Sizi hüzne boğmak istesem, sorumlulukları altında kalan iki dostun bir daha görüşmediğini yazardım. Çünkü çoğu zaman böyle olur. Bir arkadaşla yeniden bir araya gelinir, çok sevinilir, planlar yapılır. Sonra da bir daha görüşülmez. Zaman yoktur, insanların çok işi vardır, birbirlerinden çok uzakta oturuyorlardır… Görüşememelerinin binbir türlü nedeni olur…
Ama Savaş ile Barış, görüşmeye devam ettiler. Hatta çok sık görüştüler.

Bu hikaye böyle bir hikaye işte. Karşıma otursaydınız, bir kahve içerken kitabı elime alıp bunları anlatırdım size. Fotoğrafını çektiğim bölümlere muhakkak bakın isterdim. Sonra alın elinize bir de siz okuyun.

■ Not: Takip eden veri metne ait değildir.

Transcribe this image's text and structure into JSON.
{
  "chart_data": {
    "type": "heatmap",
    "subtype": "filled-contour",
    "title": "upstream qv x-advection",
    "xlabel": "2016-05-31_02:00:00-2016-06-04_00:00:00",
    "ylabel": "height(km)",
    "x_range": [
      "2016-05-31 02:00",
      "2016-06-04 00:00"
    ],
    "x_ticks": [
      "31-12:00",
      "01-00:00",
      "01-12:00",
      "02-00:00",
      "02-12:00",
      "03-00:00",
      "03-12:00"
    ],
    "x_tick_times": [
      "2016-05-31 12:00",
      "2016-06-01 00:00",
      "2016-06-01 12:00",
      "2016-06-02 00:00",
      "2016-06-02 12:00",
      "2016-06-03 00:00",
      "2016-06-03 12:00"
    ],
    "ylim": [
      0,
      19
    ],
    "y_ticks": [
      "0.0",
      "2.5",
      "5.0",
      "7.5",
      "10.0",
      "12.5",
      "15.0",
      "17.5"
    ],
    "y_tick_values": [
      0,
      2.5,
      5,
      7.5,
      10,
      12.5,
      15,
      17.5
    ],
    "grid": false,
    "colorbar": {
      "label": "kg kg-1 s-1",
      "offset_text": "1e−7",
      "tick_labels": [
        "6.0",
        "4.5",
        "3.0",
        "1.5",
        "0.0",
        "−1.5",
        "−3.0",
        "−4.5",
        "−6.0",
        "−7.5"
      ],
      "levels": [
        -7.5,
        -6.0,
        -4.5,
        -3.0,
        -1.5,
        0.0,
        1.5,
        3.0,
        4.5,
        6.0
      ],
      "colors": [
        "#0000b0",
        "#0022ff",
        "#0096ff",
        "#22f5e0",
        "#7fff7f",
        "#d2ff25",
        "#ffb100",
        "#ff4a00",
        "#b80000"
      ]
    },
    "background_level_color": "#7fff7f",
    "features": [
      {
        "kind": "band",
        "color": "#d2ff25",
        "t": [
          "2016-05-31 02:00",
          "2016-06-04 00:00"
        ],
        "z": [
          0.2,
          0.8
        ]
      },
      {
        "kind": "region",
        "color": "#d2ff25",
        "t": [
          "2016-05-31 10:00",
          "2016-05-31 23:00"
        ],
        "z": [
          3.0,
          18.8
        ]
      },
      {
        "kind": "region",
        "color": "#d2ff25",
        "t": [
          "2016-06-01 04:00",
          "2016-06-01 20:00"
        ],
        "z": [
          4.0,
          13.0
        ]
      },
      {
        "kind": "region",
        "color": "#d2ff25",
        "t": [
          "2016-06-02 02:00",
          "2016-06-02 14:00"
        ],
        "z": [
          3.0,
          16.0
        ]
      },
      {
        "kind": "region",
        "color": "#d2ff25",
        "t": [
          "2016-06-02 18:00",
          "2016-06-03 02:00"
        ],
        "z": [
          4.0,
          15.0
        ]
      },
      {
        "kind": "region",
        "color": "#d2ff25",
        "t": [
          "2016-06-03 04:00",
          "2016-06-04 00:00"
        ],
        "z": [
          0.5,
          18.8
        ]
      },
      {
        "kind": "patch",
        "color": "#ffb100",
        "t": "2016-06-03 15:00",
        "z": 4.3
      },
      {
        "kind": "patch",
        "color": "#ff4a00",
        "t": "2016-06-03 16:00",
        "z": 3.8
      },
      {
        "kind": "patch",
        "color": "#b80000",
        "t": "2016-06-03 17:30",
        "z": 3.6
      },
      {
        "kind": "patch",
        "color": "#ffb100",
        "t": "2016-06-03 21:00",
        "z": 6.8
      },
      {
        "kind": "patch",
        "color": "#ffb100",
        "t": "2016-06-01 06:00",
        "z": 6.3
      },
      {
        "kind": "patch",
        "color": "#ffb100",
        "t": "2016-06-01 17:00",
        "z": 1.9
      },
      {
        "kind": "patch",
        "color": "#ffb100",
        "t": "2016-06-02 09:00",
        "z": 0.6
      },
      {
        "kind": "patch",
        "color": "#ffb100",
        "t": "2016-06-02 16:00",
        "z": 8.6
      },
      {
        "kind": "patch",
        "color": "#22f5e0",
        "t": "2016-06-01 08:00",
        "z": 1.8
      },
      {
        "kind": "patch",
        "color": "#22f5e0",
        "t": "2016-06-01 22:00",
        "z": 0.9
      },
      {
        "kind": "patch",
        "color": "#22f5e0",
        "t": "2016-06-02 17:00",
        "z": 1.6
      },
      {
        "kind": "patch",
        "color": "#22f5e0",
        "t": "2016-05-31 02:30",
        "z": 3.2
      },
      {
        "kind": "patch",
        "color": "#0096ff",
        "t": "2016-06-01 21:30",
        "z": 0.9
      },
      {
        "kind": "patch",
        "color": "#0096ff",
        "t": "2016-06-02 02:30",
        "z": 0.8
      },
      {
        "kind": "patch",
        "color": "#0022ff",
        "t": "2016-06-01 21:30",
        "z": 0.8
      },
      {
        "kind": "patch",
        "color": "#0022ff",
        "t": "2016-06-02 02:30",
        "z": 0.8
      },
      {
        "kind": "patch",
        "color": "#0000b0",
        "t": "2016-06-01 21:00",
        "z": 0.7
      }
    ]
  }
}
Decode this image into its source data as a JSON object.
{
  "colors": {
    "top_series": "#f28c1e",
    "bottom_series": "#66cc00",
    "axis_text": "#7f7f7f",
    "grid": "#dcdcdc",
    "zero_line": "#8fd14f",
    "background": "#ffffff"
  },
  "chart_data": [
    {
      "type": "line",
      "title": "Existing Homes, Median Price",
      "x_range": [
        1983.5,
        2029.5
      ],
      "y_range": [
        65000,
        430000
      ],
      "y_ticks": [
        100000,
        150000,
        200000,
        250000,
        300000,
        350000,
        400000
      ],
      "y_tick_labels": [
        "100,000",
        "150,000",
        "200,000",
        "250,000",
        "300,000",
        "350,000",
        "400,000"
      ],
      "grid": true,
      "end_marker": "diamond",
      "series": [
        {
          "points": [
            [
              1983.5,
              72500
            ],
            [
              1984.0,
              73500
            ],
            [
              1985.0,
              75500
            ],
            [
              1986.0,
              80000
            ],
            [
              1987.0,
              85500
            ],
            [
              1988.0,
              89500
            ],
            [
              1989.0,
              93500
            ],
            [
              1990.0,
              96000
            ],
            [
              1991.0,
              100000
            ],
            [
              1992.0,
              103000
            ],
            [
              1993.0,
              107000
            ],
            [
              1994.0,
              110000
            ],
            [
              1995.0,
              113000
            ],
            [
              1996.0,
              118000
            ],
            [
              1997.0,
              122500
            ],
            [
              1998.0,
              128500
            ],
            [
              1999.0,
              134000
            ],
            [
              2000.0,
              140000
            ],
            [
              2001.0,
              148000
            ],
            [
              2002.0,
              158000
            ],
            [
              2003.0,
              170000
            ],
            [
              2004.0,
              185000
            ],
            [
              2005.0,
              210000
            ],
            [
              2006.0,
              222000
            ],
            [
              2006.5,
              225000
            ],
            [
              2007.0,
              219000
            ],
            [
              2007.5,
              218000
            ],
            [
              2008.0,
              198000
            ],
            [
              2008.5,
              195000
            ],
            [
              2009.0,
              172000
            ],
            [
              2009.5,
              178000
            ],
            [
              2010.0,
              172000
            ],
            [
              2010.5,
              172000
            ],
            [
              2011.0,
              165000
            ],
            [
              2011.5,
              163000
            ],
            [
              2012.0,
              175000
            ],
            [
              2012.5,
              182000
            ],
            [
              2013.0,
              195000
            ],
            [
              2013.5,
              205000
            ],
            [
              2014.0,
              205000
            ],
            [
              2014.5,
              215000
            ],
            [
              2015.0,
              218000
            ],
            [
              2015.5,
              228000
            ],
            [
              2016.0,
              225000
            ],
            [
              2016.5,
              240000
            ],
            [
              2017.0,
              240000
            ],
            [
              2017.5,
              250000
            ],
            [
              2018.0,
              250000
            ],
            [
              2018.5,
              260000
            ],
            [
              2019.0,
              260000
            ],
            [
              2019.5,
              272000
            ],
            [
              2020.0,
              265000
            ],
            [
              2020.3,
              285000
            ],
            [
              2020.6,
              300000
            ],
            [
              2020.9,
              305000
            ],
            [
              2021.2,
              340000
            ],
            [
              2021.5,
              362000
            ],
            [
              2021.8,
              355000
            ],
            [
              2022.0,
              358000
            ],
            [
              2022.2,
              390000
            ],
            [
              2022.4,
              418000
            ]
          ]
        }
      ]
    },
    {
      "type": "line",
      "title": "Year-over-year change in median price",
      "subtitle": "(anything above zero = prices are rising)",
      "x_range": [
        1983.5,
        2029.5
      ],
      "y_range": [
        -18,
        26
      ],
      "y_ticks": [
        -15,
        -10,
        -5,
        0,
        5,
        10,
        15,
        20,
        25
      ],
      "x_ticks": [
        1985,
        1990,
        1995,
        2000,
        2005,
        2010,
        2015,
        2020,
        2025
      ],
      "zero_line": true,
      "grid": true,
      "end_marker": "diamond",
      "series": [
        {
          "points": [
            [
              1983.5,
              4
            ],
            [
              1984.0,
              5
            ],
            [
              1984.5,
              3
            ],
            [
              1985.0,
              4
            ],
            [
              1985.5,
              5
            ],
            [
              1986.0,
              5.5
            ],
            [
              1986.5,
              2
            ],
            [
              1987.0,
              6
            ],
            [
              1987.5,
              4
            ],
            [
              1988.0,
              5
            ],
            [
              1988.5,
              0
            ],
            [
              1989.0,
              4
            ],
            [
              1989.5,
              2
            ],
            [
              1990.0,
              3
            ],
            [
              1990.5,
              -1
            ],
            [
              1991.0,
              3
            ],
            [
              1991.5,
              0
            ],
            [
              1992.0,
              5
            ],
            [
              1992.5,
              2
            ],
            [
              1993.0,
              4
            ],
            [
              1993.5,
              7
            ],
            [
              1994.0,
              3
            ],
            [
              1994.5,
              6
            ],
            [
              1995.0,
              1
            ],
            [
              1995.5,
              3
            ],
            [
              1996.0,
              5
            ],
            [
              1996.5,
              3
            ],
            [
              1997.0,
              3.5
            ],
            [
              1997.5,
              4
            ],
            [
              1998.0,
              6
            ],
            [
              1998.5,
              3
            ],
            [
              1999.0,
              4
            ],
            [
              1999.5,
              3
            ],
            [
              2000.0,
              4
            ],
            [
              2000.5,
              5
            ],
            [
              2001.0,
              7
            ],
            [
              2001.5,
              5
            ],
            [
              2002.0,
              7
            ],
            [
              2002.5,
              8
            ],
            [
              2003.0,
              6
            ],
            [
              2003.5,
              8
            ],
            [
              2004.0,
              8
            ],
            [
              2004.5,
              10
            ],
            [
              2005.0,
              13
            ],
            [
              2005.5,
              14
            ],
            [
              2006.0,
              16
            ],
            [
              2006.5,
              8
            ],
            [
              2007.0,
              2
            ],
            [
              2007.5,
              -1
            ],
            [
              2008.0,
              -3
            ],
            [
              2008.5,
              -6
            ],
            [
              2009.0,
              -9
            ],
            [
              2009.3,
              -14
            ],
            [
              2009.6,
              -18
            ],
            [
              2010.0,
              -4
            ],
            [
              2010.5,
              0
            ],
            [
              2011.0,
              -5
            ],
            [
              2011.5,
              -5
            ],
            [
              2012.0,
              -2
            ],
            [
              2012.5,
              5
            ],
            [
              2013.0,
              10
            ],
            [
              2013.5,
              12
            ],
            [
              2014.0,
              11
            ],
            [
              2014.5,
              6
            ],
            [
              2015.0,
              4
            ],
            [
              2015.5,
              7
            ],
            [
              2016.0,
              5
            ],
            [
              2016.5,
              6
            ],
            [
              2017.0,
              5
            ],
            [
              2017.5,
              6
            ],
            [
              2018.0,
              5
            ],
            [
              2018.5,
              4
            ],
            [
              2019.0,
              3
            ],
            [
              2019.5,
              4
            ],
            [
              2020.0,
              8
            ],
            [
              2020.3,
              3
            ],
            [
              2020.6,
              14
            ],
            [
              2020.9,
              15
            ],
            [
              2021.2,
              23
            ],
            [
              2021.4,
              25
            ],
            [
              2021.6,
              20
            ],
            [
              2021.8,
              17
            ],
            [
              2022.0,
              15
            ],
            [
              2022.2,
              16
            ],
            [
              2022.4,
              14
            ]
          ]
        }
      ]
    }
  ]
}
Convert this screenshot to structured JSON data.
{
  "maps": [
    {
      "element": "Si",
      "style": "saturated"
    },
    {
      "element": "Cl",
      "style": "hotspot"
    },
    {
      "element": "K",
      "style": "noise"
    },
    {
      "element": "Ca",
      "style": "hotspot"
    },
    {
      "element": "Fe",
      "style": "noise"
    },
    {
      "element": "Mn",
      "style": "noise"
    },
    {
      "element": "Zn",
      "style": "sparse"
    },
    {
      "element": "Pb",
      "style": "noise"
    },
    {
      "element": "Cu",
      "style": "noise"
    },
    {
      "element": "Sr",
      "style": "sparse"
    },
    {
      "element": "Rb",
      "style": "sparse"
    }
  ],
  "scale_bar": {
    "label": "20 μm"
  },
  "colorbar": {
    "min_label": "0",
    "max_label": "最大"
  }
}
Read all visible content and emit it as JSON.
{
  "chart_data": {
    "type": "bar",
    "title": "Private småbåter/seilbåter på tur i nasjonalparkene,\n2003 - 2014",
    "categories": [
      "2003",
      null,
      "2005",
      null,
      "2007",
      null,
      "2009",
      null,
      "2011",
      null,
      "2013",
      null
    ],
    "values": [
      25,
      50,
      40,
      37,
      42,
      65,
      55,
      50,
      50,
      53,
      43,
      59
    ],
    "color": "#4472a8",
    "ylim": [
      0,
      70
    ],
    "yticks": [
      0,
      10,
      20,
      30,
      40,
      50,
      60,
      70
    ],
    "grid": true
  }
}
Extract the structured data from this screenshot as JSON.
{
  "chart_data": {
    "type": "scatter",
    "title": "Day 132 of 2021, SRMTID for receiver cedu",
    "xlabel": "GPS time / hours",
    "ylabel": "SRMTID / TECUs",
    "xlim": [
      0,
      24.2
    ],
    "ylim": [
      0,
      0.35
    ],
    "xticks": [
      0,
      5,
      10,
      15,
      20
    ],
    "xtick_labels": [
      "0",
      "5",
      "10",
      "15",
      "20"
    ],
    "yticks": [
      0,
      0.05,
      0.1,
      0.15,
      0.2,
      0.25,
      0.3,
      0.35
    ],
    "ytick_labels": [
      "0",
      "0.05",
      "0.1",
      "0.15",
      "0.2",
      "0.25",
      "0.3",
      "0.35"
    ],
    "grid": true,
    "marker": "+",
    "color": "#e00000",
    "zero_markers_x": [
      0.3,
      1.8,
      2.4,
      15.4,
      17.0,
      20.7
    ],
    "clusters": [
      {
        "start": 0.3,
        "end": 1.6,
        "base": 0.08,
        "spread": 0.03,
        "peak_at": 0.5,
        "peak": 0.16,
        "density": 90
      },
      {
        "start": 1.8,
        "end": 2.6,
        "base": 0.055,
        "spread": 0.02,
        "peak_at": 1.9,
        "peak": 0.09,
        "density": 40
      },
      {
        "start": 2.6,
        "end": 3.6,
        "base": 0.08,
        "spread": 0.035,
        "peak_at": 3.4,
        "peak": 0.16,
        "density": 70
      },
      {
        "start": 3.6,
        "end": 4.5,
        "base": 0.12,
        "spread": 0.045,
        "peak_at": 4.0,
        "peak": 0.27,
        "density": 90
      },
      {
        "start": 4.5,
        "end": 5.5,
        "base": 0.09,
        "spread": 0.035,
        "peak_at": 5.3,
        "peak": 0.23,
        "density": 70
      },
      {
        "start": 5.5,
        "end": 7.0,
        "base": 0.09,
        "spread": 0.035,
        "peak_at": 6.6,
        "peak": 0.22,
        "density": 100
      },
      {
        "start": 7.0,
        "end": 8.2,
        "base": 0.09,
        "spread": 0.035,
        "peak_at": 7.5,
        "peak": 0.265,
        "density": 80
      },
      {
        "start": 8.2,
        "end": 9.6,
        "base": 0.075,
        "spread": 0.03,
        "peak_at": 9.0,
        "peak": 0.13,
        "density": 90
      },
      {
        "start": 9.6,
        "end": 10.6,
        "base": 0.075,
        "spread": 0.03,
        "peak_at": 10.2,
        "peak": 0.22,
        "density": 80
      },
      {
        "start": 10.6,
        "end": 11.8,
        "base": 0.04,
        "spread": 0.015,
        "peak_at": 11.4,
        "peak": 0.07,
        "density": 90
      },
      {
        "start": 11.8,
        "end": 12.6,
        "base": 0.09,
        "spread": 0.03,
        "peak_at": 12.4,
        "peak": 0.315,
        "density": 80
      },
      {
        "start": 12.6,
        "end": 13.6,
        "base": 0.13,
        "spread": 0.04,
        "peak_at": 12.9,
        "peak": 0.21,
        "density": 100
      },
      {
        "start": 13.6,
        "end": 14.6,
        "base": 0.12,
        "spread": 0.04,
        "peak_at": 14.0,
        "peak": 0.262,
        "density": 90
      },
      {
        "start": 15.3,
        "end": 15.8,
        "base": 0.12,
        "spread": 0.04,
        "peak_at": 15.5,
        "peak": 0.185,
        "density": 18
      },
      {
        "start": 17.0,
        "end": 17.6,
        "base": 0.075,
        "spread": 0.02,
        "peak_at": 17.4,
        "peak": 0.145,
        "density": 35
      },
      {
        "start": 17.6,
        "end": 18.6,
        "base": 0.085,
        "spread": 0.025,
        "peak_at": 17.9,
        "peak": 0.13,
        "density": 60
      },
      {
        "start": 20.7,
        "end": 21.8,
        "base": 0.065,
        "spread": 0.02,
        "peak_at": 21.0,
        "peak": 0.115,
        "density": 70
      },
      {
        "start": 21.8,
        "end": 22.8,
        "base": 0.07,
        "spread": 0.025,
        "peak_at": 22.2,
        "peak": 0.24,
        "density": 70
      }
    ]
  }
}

Nerede durdunuz, nerede etkilendiniz, sonra ne yaptınız? Bilmek isterdim. Anlatmasanız da duyardım belki, duyar mıydım… Tuhaf mı gelirdi yoksa bunlar size… Dostluk biraz da tuhaf olmak değil mi?
Neşesiz insanların yetişkinlere yakıştırmadığı, tuhaf saydığı eğlencelere giriştiler.
Kitapta mantra gibi tekrar eden şu bölüm ise, dostluğun tanımını yapar gibiydi. Sahip olduğum, tanıdığım o hissi içimde duyup şükrettim. İnsanın o hissi içinde taşıması, “Ama…” olanları hafifletiyor, “Ve… ” olanları çoğaltıyor. Dilerim okursunuz bu kitabı, sizin de içinizi doldurur bu duygular.
Birbirlerine şakalar yapıyorlardı. Ama bazen de…
… Hiçbir şey yapmadan öylece duruyorlardı.
Bazen sohbet ediyor, bazen susuyorlardı…
… çünkü birlikteyken asla sıkılmıyorlardı.